While dogs are often lauded as man’s best friend there are times when they, as well as other pets, can pose legal issues for HOAs and condominium associations. Many of the legal issues can be avoided by regulating and enforcing pet policies in HOAs. Whether you want to place restrictions on animal and pet owner conduct or prohibit certain pets altogether, HOAs need to ensure the safety of both themselves and the members of the community at large. To assist Arizona HOAs, Brown Law Group put together a guideline of what every HOA needs to know about effective pet policies for pets and support animals.
Crafting Reasonable and Effective HOA Pet Policies
Many Association’s Declaration of Covenants, Conditions, and Restrictions (CC&Rs) will include language governing pets, so that upon purchase of a property by a pending member of the community, the owners are on notice of any pet restrictions. Some of the terms in the CC&Rs may govern the acceptable breed, type and number of dogs per household. Many CC&Rs will also give the Association the power to adopt additional rules and regulations regarding pets.

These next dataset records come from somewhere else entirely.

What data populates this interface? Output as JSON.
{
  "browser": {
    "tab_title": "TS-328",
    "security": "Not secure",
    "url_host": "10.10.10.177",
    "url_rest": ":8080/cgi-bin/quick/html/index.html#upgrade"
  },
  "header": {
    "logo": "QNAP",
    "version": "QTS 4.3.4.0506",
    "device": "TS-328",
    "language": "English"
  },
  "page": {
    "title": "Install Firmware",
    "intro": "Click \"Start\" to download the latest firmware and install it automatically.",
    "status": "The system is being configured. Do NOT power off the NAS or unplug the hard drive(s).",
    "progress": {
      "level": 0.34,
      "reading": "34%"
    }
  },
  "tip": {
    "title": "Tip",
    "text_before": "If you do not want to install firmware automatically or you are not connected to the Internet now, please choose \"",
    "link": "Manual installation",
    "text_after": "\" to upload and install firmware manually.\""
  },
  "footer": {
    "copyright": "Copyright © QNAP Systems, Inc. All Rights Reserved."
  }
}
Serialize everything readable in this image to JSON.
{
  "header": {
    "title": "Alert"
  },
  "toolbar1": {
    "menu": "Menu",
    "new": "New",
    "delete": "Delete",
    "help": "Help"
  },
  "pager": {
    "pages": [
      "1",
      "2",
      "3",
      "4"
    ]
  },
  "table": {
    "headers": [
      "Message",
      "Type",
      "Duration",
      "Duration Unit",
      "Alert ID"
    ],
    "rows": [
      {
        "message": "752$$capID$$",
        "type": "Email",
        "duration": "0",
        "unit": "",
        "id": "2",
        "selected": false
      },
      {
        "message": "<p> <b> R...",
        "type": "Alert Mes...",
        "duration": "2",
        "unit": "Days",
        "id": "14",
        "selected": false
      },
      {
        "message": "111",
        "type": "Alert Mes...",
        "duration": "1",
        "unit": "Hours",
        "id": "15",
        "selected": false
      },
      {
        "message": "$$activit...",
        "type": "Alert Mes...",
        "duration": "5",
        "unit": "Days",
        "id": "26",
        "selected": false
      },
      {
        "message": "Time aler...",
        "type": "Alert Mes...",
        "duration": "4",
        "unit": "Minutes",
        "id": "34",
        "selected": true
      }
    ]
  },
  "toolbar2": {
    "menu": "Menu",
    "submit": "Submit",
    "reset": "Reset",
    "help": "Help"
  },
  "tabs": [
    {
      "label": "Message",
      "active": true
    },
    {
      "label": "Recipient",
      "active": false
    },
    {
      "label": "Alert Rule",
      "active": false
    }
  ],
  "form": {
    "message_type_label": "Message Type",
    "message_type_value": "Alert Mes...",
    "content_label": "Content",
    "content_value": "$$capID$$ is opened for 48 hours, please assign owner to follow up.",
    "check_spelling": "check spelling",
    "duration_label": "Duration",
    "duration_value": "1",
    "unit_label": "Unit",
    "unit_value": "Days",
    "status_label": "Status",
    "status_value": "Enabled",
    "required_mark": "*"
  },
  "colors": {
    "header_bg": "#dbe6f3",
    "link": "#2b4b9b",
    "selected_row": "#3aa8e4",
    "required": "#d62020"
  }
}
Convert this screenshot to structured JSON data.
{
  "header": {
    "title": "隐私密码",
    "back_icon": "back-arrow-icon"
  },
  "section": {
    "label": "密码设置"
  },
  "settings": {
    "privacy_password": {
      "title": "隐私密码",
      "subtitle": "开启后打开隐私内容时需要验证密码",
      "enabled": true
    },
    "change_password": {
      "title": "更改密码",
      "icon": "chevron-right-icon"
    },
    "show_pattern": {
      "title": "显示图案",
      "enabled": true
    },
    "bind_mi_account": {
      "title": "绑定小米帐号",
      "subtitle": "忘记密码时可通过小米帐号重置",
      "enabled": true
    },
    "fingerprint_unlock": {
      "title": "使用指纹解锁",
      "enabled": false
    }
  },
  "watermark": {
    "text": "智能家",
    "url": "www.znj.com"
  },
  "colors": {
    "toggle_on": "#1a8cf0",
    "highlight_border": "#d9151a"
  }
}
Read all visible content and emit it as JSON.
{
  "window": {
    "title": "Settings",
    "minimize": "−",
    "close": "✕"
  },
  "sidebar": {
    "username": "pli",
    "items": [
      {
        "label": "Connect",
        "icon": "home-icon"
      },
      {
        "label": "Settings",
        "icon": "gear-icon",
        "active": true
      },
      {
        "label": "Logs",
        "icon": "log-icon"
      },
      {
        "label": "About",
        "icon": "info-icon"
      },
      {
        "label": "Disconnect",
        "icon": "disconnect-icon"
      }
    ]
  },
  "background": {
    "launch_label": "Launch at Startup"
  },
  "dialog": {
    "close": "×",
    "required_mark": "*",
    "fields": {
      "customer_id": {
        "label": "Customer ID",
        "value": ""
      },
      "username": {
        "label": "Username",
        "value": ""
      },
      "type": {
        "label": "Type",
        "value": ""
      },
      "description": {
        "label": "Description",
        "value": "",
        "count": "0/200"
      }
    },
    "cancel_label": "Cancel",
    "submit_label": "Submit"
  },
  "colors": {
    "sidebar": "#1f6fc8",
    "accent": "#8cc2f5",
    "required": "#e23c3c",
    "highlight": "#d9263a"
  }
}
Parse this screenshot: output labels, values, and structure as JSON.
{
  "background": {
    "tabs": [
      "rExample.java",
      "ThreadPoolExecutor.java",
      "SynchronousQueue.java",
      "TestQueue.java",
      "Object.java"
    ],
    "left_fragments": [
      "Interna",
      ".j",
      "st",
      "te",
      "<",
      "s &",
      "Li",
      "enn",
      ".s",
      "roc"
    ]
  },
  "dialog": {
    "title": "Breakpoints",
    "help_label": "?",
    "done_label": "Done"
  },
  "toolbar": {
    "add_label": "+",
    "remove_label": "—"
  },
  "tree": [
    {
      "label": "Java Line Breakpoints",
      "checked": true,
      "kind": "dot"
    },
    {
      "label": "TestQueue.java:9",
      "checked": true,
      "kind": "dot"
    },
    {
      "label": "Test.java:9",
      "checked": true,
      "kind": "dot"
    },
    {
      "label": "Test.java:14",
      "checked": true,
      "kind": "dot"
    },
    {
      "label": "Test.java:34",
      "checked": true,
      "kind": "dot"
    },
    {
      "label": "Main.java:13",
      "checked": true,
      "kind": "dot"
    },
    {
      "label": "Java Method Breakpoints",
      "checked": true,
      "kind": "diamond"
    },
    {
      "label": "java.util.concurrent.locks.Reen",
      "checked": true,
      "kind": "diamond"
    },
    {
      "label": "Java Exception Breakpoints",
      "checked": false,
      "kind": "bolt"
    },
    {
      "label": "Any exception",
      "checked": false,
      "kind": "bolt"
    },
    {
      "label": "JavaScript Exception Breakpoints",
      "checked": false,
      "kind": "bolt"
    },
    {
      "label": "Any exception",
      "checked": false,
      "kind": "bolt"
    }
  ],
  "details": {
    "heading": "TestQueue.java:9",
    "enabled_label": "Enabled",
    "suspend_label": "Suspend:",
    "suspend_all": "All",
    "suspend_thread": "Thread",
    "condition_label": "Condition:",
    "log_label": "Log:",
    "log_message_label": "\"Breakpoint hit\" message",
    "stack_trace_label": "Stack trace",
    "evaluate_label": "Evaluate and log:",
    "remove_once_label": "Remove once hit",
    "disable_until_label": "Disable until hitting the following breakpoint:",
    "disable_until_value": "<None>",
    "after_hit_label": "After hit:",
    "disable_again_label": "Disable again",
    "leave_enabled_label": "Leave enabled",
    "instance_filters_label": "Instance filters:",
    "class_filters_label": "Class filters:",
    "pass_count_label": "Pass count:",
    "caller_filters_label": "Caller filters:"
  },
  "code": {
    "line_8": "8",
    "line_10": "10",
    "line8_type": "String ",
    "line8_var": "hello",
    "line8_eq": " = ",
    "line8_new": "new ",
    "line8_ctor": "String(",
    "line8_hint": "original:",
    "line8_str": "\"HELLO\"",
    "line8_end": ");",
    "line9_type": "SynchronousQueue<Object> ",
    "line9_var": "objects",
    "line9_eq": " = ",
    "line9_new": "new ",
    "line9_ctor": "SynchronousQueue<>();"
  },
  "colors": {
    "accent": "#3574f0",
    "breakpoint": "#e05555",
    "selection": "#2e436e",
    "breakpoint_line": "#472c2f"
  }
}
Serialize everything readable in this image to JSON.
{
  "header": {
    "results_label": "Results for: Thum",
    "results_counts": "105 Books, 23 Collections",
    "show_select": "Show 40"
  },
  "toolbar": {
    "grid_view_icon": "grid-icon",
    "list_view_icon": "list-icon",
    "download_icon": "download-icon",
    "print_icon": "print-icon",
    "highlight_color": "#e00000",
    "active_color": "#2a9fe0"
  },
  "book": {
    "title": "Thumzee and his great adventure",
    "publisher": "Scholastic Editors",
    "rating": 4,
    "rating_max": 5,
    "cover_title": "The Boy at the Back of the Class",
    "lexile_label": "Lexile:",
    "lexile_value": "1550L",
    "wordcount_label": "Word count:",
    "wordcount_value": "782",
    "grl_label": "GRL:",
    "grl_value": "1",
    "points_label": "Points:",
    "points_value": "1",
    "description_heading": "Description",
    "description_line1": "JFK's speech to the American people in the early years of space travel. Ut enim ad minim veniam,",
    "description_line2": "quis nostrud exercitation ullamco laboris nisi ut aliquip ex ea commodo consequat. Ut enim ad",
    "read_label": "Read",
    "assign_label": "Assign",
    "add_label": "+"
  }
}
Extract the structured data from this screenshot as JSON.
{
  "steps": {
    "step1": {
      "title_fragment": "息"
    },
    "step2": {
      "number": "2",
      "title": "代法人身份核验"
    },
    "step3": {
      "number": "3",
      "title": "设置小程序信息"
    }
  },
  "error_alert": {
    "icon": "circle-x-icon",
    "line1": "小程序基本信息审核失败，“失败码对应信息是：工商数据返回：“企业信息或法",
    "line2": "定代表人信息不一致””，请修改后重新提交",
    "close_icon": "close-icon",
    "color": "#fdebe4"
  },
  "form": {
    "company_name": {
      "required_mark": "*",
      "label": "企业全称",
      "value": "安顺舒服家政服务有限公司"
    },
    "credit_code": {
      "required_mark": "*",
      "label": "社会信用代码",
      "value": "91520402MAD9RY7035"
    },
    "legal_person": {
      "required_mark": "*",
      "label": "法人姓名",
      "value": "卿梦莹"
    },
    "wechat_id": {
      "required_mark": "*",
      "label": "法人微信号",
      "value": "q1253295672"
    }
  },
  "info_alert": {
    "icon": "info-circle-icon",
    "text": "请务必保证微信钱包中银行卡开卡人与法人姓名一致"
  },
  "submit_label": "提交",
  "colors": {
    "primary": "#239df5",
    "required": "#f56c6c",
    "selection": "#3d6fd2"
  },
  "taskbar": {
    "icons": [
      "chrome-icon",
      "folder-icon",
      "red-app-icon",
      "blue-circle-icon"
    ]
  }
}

HOA Boards must then craft policies that are reasonable and effective so that pet owners behave in a responsible manner. This includes taking into consideration circumstances where some rules may not be applicable to all situations. For instance, HOAs should not expect that all the rules in the pet policy that covers the conduct and nature of pets in general can be adhered to by owners of support animals according to the measures outlined in the federal Fair Housing Act.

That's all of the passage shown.